Tout indique que la CBC a fait du bon travail dans le passé et si elle éprouve des difficultés à l'heure actuelle — et dans certains secteurs, ces difficultés sont particulièrement graves, notamment pour ce qui est de la télévision, à mon avis —, c'est parce qu'elle manque de ressources.
La réponse est que la CBC a besoin d'argent. Elle manque d'argent et cela fait des dizaines d'années qu'elle est sous-financée. Les Canadiens veulent un diffuseur public de première qualité et c'est au Parlement de veiller à leur donner un tel diffuseur.

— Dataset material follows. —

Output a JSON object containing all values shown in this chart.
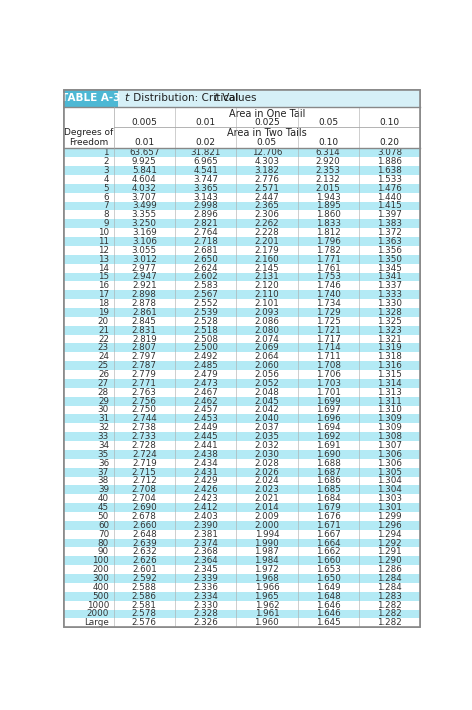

Depuis quelques années, le Parlement a affecté beaucoup d'argent à l'environnement. Il va en consacrer davantage; il va en accorder davantage à la santé. Il a renforcé la défense nationale. Il a fait beaucoup de choses. L'essentiel est d'avoir un messager qui explique tout cela à la population canadienne. On peut faire toutes ces choses, mais s'il n'y a pas de messager capable d'expliquer aux Canadiens ce que fait le gouvernement, les raisons pour lesquelles il le fait, et de leur donner la possibilité d'en discuter, alors nous allons connaître de graves difficultés. La CBC est un de ces messagers essentiels et elle a besoin de davantage de fonds pour faire son travail.
Merci.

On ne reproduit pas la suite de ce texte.